24. No debe compadecerse al enfermo que tiene la curación en el bolsillo. En la experiencia y el uso de esta sentencia, que es muy cierta, reside todo el provecho que extraigo de los libros. En efecto, casi no los utilizo más que quienes no los conocen. Me deleito con ellos como los avaros con sus tesoros, por saber que los gozaré cuando se me antoje. Mi alma se sacia y satisface con este derecho de posesión. No viajo sin libros ni en la paz ni en la guerra. Con todo, pueden transcurrir muchos días, y meses, sin que los emplee. Lo haré enseguida, me digo, o mañana, o cuando me plazca. El tiempo pasa y se va, mientras tanto, sin infligirme ninguna herida. Porque no puede decirse hasta qué punto me tranquiliza y descansa la consideración de que los tengo a mi lado para que me brinden placer cuando llegue el momento, y reconocer cuánta ayuda prestan a mi vida. No he encontrado mejor provisión para el viaje humano, y compadezco en extremo a los hombres de entendimiento que carecen de ella. Prefiero aceptar cualquier otra suerte de ocupación, por ligera que sea, dado que ésta no puede faltarme.


25. La verdadera libertad consiste en el dominio absoluto de sí mismo.

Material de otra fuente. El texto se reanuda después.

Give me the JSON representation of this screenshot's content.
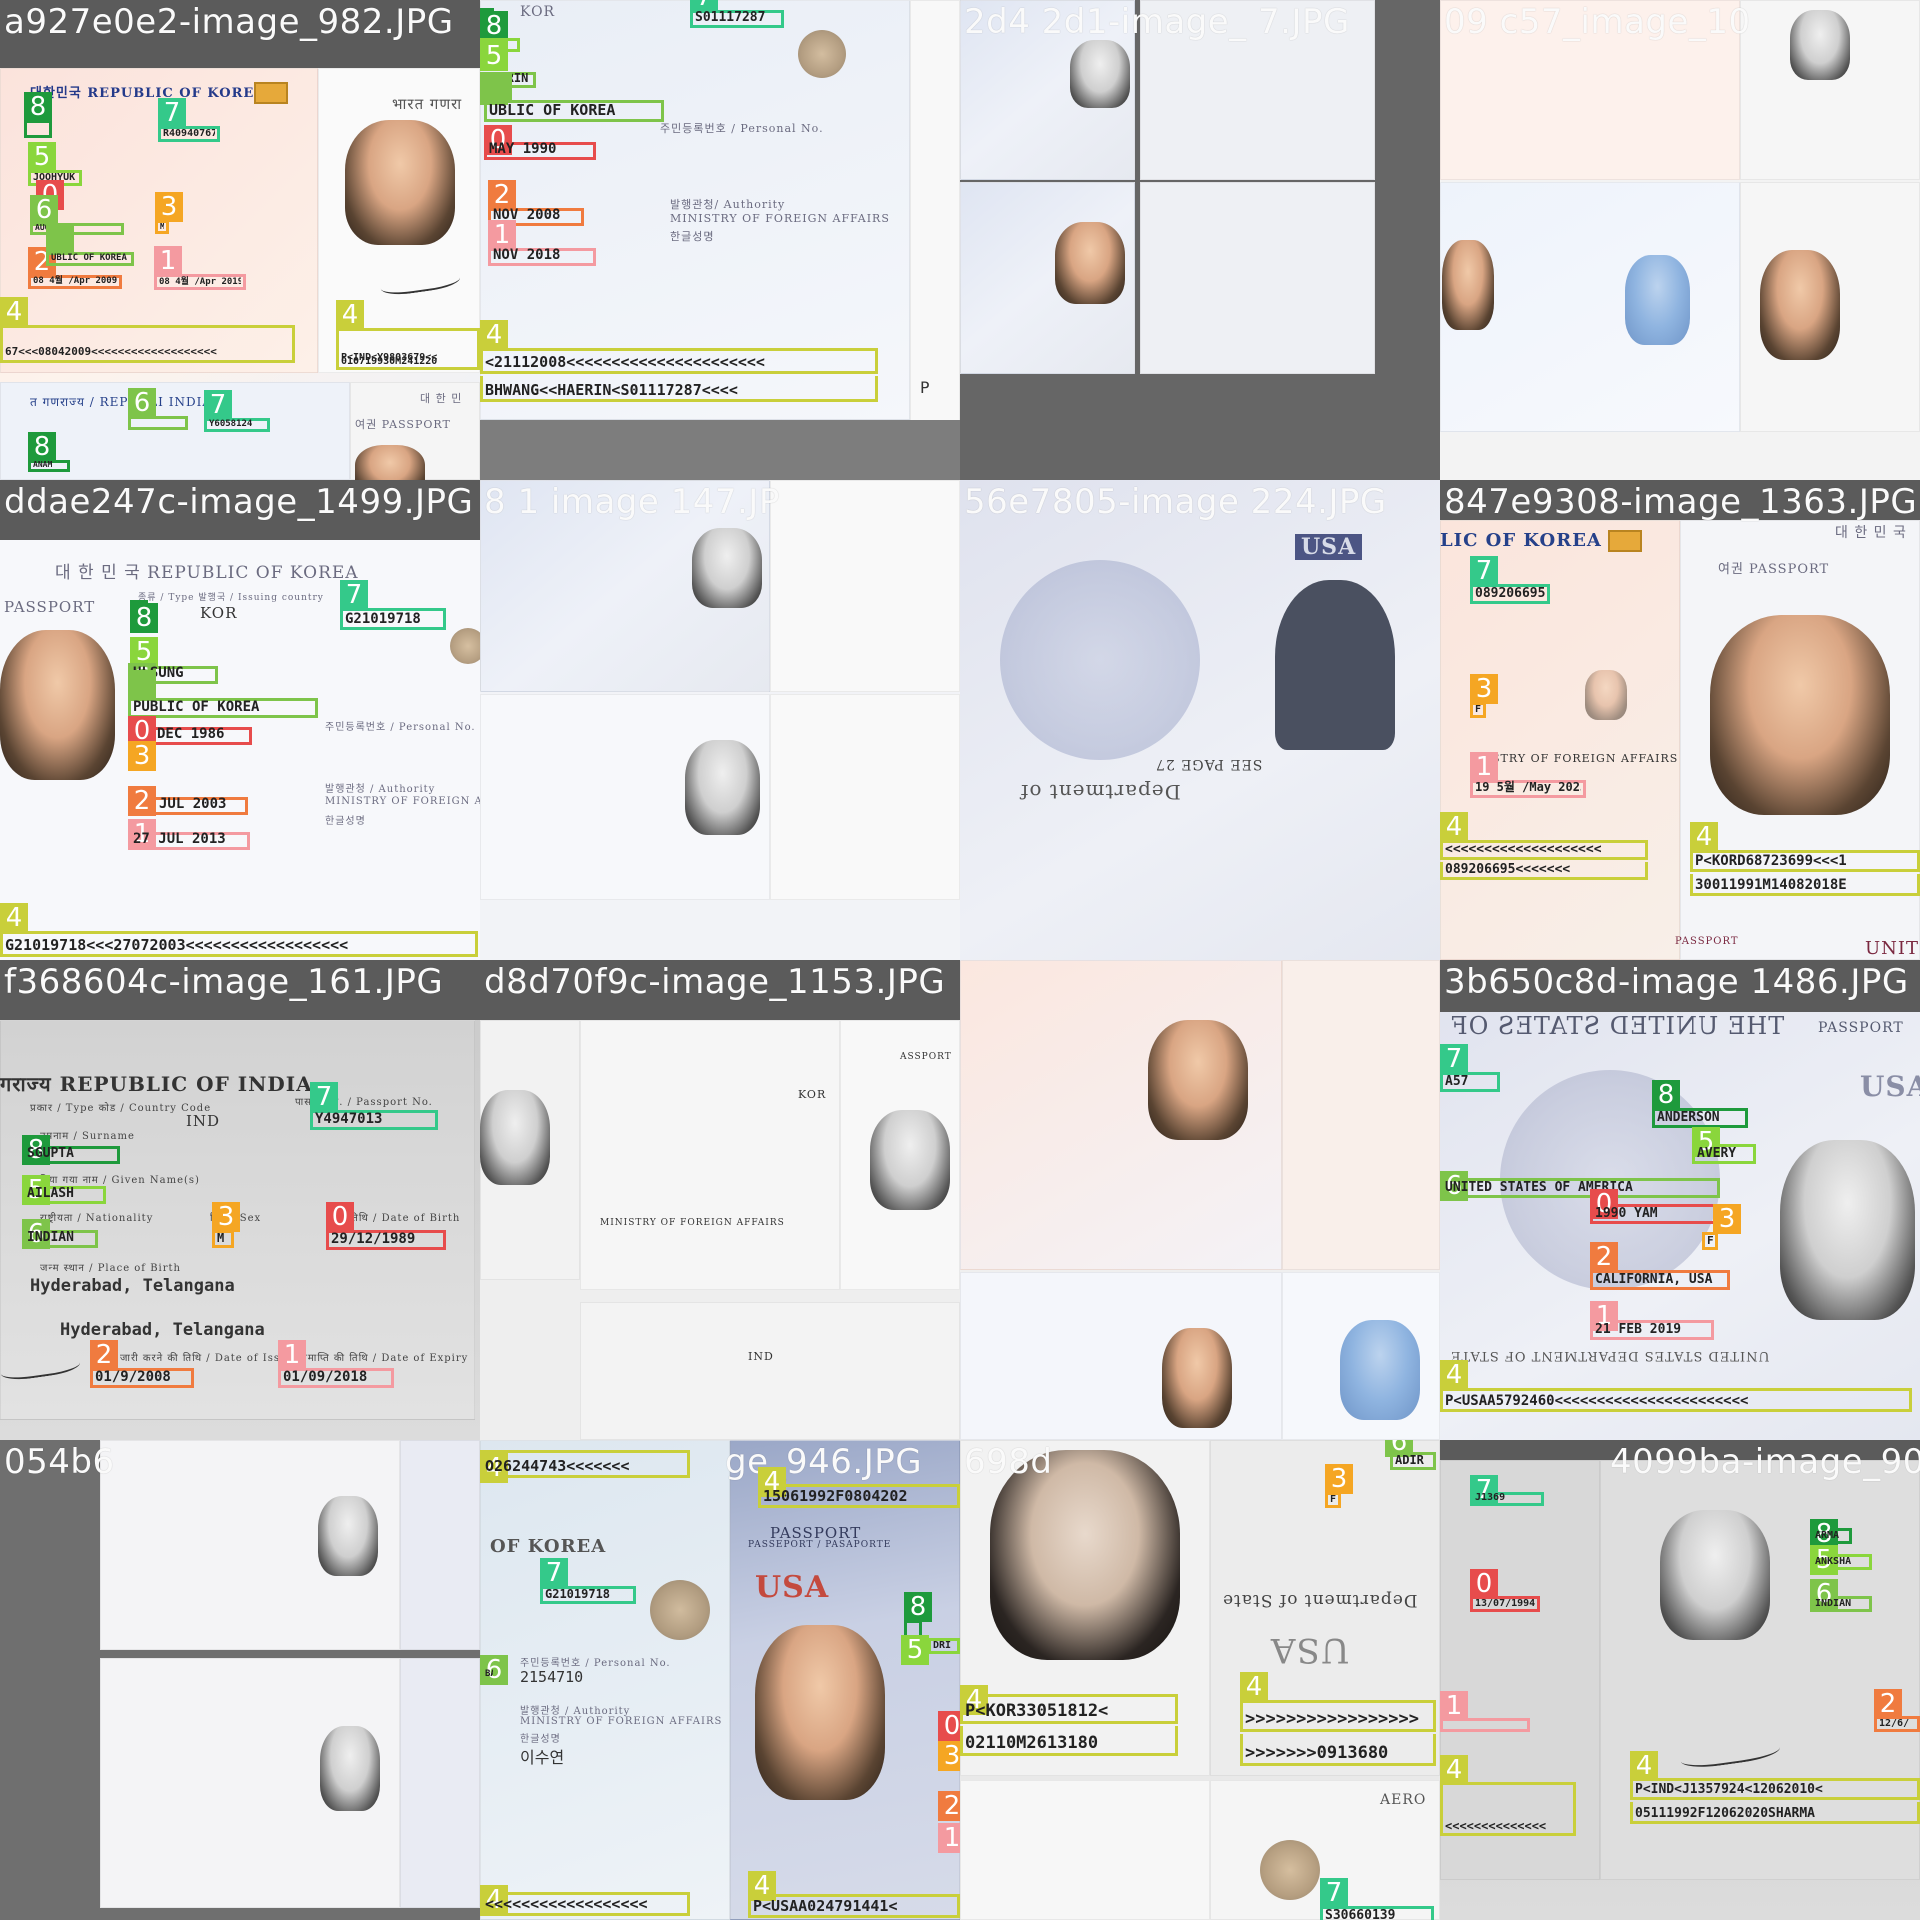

26. Lo más maravilloso del mundo es saber cómo pertenecer a uno mismo.


27. Los libros son el mejor viático que he encontrado para este humano viaje.


28. Las leyes mantienen su crédito, no porque sean justas, sino porque son leyes.


29. Tú no te mueres porque estás enfermo, te mueres porque estás vivo.


30. Es preciso prestarse a los otros, pero no darse sino a uno mismo.


31. Gobernar una familia es casi tan difícil como gobernar todo un reino.


32. La prueba más clara de sabiduría es una alegría continua.